Os devaneios racistas de cientistas franceses e ingleses também
contagiaram os brasileiros, a tal ponto que, em 1931, surge o Comitê
Central de Eugenismo, presidido por Renato Kehl e Belisário
Penna. Sua proposta principal era o fim da emigração
de não brancos e "prestigiar e auxiliar as iniciativas
científicas ou humanitárias de caráter eugenista
que sejam dignas de consideração", isto é,
seguir o conselho de Gobineau, impedindo de todas as formas a miscigenação.
Comitê contraditório esse!

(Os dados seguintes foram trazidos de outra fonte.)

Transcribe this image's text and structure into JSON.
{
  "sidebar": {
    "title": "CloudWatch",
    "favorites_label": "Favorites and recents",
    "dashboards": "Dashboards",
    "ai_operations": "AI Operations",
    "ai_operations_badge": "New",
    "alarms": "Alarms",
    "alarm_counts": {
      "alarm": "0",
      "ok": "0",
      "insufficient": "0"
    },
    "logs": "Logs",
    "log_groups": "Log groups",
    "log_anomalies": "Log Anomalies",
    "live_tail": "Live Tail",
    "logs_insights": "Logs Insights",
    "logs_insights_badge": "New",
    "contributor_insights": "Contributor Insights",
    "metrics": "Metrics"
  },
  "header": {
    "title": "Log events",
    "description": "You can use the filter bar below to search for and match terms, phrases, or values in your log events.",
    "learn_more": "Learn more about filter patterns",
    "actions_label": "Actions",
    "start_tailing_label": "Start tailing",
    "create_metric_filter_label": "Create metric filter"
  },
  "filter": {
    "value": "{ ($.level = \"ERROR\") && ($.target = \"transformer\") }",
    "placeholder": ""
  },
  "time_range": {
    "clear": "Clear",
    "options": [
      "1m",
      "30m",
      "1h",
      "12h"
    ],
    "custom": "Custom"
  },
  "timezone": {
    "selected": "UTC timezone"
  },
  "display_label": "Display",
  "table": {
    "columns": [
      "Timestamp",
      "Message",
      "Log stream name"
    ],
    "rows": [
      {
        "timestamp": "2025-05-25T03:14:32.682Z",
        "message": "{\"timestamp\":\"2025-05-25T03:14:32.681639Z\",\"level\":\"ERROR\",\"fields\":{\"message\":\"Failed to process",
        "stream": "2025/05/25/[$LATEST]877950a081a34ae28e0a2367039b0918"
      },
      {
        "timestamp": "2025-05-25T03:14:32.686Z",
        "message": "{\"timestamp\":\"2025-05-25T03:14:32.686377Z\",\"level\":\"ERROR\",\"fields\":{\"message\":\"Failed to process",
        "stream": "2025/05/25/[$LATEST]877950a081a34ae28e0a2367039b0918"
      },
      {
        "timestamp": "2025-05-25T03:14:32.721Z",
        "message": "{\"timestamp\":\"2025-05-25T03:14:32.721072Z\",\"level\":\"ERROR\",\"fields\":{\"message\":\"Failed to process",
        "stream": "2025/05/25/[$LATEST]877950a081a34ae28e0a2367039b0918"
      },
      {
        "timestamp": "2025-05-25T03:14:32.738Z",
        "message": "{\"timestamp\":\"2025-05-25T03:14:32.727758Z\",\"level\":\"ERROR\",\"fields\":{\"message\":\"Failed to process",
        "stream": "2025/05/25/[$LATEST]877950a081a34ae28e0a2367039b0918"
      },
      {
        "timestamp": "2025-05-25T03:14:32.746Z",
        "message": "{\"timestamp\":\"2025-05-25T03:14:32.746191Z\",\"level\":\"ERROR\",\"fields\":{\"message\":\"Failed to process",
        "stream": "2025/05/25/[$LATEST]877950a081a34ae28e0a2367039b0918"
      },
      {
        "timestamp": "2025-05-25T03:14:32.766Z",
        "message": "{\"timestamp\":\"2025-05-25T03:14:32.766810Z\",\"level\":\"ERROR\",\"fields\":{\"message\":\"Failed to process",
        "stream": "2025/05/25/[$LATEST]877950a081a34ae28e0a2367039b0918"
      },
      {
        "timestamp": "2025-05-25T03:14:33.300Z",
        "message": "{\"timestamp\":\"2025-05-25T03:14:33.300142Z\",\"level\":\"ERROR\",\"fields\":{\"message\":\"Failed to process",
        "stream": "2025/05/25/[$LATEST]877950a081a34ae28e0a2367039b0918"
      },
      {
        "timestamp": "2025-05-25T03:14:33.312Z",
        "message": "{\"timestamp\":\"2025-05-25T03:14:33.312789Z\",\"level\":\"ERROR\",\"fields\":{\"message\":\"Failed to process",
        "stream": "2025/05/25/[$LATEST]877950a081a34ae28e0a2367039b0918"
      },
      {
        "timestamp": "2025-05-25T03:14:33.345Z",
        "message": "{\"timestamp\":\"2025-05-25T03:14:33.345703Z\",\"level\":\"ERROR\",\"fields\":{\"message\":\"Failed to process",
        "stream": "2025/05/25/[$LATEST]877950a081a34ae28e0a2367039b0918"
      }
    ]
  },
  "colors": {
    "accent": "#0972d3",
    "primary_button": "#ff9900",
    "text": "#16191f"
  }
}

Onde já se viu a união
de humanitarismo e racismo? Parece até brincadeira!
A Alemanha não podia ficar de fora e, como era moda, seguiu
Gobineau, subservientemente. Pra começar, em 1935, as leis
de Nuremberg proibiram o casamento ou contato sexual de alemães
com judeus, pessoas com problemas mentais, doenças contagiosas
ou hereditárias, mas, em 1933, já era lei a esterilização
de pessoas com problemas hereditários e a castração
de delinquentes sexuais, ou de pessoas que a cultura nazista assim
classificasse, como era o caso dos homossexuais.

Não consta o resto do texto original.